Sunday, November 25, 2012

Musings re: Kress


    Kress complicates my and our understanding of visual rhetoric in several interesting ways.  Like Ryan and Martha, I am drawn to his interest in design and what design means in terms of the ways in which a “text” can be used in accordance with its design and framing. Like Kress says, we move in a world of texts, and (if they have been framed and designed appropriately) they remain with us even after we have encountered them and affect the way we move. The ways in which modes can and do frame one another and the ways in which a rhetor can organize, arrange, and design those framings are something that we haven’t seen given considerable treatment in the scholarship we’ve read so far.

     Additionally, while rhetoric isn’t given a full treatment, it seems to be one of the driving forces of his theory of multimodality. Kress uses it as a way to explore and analyze the field or system in which communication takes place or texts participate. The term, working within a theory of multimodality, recognizes the ways in which composers understand the system, compose in/for it, and compose to the needs of different users/audiences. In fact, I see Kress’s work as participating within the same conversation we’ve been reading through in reading group this semester: that we should be paying attention to the system of composition and communication as much as (if not more than) we pay attention to individual composers or individual texts within that system. However, even after reading Kress, I’m still not sure what that kind of analysis would look like.  Or, should I be more focused on how to describe the system rather than break it down into meaningful pieces and dissect it?

    Bret’s reading of Kress suggests a more capacious reading of visual rhetoric, one that encompasses multiple modes under the umbrella term of visual rhetoric. While I agree that’s what Kress does for us, I’m not sure that Kress would see visual rhetoric in the same way. For Kress, the logics of written text and visual image are very different. He seems to say that, yes, written text can be visual, but that’s not how it makes meaning.

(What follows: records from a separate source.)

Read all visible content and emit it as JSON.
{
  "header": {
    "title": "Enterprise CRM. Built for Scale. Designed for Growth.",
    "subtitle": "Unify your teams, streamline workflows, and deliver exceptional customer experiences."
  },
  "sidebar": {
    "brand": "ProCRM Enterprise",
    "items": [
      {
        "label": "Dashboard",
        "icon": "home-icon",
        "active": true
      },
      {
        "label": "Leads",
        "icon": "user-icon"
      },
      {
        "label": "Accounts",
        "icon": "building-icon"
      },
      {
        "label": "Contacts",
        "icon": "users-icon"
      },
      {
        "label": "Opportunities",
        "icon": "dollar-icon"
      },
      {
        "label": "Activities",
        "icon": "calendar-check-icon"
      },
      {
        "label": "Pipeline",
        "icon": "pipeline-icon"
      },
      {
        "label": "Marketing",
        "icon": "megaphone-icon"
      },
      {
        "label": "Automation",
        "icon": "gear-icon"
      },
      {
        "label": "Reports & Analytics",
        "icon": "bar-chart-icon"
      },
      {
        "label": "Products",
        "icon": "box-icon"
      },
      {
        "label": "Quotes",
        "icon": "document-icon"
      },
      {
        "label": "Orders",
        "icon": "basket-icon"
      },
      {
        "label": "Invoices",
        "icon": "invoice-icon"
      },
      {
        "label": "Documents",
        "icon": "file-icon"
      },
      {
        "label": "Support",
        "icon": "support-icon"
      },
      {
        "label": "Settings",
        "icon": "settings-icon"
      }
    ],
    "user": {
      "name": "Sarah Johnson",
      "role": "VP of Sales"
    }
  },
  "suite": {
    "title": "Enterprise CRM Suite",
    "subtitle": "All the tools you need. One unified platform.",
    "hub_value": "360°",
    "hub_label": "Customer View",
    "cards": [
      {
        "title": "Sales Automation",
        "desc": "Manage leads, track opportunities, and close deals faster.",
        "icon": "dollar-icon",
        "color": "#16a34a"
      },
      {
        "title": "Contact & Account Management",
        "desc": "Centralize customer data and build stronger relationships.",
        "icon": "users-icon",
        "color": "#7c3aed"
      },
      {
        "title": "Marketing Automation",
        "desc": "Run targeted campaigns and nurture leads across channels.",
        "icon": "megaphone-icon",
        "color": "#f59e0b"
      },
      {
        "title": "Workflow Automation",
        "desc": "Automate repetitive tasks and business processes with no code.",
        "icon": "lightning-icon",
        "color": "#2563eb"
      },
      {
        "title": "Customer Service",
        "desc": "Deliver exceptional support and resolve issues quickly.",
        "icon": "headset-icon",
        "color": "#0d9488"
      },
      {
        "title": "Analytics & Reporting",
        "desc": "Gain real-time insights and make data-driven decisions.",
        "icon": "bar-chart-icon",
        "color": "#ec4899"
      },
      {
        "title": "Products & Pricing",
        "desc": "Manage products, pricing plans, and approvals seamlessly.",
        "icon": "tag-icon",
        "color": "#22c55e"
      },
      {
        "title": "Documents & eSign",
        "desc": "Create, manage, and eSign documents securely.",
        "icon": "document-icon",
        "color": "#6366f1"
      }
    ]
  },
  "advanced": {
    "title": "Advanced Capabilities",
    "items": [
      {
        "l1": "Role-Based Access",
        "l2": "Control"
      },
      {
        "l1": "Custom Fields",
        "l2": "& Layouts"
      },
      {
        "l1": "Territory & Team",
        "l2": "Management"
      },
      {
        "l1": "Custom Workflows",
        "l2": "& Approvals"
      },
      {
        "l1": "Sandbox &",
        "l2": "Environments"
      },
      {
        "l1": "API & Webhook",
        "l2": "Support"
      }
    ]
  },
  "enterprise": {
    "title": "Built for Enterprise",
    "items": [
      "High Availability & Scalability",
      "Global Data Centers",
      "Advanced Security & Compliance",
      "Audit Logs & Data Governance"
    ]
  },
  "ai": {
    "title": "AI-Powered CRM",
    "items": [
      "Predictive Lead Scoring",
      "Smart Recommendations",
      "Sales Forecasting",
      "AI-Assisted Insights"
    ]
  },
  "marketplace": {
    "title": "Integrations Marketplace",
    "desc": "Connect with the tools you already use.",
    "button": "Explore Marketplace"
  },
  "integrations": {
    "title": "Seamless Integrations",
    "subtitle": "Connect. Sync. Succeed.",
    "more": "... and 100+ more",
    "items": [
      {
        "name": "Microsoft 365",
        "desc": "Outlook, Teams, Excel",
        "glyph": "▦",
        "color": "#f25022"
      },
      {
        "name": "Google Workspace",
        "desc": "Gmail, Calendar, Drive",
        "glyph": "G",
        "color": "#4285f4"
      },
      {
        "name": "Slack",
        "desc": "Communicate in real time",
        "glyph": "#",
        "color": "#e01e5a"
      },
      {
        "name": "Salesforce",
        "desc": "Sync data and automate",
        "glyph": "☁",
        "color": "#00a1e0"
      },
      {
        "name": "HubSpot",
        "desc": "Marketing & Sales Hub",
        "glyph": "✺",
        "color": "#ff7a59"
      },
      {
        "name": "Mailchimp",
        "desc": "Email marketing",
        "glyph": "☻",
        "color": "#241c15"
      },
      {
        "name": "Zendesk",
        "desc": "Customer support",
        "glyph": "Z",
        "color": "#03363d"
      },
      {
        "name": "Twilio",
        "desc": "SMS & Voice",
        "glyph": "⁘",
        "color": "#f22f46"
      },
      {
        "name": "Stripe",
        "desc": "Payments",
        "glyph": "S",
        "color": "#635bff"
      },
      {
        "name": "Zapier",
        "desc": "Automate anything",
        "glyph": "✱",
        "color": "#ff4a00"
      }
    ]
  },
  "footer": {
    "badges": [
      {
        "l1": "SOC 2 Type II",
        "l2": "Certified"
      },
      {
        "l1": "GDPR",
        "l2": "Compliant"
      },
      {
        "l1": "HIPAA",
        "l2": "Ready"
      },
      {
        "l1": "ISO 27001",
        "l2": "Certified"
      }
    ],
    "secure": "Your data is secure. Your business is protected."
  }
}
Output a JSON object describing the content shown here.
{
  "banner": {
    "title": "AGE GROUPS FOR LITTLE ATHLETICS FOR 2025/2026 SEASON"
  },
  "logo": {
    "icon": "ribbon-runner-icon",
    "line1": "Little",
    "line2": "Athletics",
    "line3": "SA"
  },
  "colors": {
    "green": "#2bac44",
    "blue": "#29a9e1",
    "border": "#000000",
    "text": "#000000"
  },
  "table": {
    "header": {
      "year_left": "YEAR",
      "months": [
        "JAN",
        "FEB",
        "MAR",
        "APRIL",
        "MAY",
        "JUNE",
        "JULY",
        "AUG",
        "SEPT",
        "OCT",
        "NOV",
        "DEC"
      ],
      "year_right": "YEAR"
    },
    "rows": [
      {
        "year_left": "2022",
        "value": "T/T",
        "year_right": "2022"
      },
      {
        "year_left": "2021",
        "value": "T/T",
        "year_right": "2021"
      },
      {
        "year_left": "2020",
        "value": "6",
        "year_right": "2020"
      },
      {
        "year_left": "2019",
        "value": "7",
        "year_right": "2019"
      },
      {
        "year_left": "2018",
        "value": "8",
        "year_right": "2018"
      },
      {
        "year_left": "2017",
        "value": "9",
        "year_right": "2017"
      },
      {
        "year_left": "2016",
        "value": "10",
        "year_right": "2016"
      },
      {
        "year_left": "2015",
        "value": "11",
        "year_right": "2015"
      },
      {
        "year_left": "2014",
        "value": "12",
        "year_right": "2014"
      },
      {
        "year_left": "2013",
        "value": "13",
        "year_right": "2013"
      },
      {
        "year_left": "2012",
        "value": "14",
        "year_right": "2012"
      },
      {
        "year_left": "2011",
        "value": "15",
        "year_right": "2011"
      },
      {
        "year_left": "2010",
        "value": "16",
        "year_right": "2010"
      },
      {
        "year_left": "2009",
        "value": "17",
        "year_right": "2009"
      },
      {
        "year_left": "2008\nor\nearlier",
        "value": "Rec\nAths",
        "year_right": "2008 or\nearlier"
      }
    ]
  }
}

His description and classification of modes, I think, makes his reading of their meaning-making capabilities as reductive.

     What I find most interesting in Kress’s scholarship is also what I find most problematic: his claim of the semiotic revolution that is taking place as the visual takes over the word. The implications of his claim are fairly severe. If this is true of the current “semiotic realm,” education curriculum, assessment, and pedagogy need to be adapted immediately. We should be teaching visual composition instead of textual composition; Visual Arts would be taught rather than Language Arts (or L.A. might be an elective); something that looked like Art History would/should overtake courses like Literature. I might be cheating here, because I’ve read his argument about pedagogy and curriculum in other works, but that kind of academic revolution can’t really take place because those of us in the academy are still deeply entrenched in the written word and the ways in which knowledge is made solely through the dialogue that takes place among written texts (print or digital). Also, I’m not sure that such change could take inside the academy because I’m not sure that it has really taken place outside of the academy. While it is easy to see and to make visuals with digital technologies and their increasing availability, like Lester Faigley, I think that we have always been visual, and we need to be paying more attention to that history.